Last season the D-League had a record 49 call-ups involving 37 different players. The total NBA salaries earned by those call-ups was just shy of seven million dollars ($6,812,211 to be exact) which is certainly a raise from their meager paydays in the D-League. While the pay in the NBA's minor league isn't great -- players make $13,000, $19,000 or $25,500 -- the payoff is the call-up and the future opportunity that brings to the table as well.

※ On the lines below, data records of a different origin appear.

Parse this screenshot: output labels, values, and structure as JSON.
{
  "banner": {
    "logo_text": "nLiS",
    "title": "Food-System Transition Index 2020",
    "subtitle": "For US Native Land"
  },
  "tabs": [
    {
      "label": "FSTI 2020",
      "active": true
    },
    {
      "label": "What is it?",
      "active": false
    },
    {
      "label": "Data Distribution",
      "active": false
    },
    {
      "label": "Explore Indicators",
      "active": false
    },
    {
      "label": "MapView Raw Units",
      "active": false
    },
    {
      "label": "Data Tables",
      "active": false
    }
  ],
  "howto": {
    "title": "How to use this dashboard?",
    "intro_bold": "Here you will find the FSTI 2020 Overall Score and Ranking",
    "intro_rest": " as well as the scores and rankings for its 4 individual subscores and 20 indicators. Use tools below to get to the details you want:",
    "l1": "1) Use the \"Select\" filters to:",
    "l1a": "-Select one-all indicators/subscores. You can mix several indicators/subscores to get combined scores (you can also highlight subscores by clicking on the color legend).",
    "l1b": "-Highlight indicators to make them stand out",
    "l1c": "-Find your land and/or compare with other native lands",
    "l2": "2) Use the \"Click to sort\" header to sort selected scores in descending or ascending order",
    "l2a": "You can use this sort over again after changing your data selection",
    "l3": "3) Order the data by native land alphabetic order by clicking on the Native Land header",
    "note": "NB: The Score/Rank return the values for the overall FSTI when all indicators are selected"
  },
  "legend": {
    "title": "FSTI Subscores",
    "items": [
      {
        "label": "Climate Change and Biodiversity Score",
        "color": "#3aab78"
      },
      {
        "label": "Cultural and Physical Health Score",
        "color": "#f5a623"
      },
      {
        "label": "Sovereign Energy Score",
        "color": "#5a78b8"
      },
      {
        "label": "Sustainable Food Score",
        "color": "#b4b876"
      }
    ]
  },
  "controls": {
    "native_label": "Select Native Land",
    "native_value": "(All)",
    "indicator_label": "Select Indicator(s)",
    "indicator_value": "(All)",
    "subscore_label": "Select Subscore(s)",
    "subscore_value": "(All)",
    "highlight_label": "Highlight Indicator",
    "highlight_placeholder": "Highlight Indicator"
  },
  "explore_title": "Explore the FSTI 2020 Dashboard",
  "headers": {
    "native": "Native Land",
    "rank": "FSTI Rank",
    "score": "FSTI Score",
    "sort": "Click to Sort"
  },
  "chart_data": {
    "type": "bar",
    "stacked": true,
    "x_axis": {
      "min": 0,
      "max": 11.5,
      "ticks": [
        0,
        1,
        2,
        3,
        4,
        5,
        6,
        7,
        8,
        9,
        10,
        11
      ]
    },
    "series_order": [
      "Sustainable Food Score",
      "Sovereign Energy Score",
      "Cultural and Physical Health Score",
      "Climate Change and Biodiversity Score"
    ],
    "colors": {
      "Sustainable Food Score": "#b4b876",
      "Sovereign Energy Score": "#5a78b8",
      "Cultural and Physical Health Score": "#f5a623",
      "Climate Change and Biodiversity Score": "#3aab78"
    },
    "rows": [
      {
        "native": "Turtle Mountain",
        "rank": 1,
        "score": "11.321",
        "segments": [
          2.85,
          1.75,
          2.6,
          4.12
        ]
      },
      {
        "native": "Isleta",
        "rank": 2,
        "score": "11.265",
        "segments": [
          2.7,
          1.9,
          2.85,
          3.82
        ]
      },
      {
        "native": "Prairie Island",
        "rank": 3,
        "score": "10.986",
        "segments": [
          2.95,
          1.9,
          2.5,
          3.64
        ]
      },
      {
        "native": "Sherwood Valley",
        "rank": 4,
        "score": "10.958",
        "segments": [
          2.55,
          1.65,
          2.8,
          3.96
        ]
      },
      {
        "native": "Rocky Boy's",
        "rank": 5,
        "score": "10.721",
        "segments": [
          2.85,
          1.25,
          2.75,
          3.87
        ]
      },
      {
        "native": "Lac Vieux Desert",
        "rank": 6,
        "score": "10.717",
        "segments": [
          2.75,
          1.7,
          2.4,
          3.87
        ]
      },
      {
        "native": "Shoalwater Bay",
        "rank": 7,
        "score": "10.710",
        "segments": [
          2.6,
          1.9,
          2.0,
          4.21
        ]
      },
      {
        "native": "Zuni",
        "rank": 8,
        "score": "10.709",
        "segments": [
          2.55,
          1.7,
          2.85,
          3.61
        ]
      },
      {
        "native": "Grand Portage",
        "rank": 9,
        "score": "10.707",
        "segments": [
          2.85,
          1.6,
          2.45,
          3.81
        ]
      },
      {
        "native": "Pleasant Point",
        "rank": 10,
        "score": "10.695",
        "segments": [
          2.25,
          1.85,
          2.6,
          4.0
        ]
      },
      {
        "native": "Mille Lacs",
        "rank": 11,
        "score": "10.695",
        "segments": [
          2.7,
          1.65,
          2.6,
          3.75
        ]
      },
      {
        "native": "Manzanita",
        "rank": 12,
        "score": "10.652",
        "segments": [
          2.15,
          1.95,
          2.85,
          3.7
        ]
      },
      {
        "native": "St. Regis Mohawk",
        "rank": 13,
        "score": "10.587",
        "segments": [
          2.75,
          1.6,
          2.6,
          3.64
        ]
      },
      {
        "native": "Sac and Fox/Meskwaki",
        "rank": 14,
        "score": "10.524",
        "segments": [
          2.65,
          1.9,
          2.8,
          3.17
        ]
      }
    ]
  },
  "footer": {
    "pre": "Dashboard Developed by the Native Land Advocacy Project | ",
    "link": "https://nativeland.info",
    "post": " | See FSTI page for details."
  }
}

This season 10-day contracts can be offered starting on January 5, 2015 according to Larry Coon. The 10-day contracts are offered based on a pro rated formula of a minimum NBA contract. The levels this season are based off of tenure and are as follows:
- Rookie - $29,843.29
- 1 Year - $48,028.35
- 2 Years - $53,837.82
- 10+ Years - $85,205.29
These salaries for 10 days of work are quite the step up from a D-League salary, however many times these players are with the team that called them up for only those 10 days and they aren't signed for the remainder of the season. The few that are (only 10 players last season) have no guarantee for a future deal either. A prime example of this is Diante Garrett. He was the first player called-up from the D-League last season and he signed with the Utah Jazz for the whole 2013/14 season, but he's back with the Iowa Energy of the D-League for 2014/15.
So, how many players did obtain future deals after their NBA call-ups?
It's a mixed bag between players who returned to the D-League, earned NBA contracts, earned deals overseas, or remain without any professional team. The earning power is certainly there after digging through this information however and that's an encouraging thing for D-League prospects to keep in mind when considering what direction to take their career.
Nine of the players call-up last season are currently with an NBA team with deals varying from guaranteed, to partially guaranteed and non-guaranteed. The largest deal for a single player (for the single season of 2014/15) was signed by James Johnson who makes $2.5M this year for the Toronto Raptors. Many of the players signed have deals past the 2014/15 season and only Kendall Marshall and Chris Douglas-Roberts have expiring contracts this season. The total salaries for these nine players in 2014/15 is slated to be $9,460,226. In the grand scheme, this might seem like a small amount scroll back up and view those D-League salaries again and that should open your eyes to just how far some of these players have come.
The D-League retained 13 of the players who were called-up last season and right now the biggest name in that pool is undoubtedly Seth Curry, who many believe will get another shot at the NBA level this season as well. It's important to note that while these players did not receive NBA contracts this year many of them were in NBA training camps and thus did earn some NBA wages before the D-League season started.
The international ranks gobbled up another 13 of the 2013/14 call-ups, with the most recent being Manny Harris who recently left the Los Angeles D-Fenders for a deal overseas. The salary figures for international deals are next to impossible to find or obtain so I don't have those numbers for you, but I think it's safe to say they are making a healthy wage for their new clubs.
There are only two players who received call-ups last year that are not with any professional teams at the current time. Melvin Ely and Jarvis Varnado. Ely is 35-years-old and that may be hurting his chances to get any kind of substantial deal overseas or a normal deal from a D-League team who is probably more focused on young talent. Varnado's D-League rights were just traded yesterday to the Los Angeles D-Fenders, but there hasn't been an announcement as to whether he will report and play with the team or not.
This is the quiet before the storm. 10 day contracts are a game changer for D-League, but more top talent playing the percentages.
— Sea Dubs Central (@SeaDubsCentral) December 30, 2014
It's easy to see that getting that NBA call-up almost assuredly helps a player's future earning power as 22 of the 37 players who were called-up last season are playing in the NBA or professionally overseas. Their impact isn't seen immediately at the NBA level as the 2013/14 stats of call-ups would show (10.9 minutes with averages of 3.3 points and 1.8 rebounds), however for some players, like Troy Daniels, that opportunity is a priceless opportunity that puts your name on the national stage.
Once a player's name is out there, it's up to them to make it stick around for years to come. So come, January 5th don't just watch for who gets called-up, watch for who sticks around longer than the allotted 10 days they are given to prove themselves.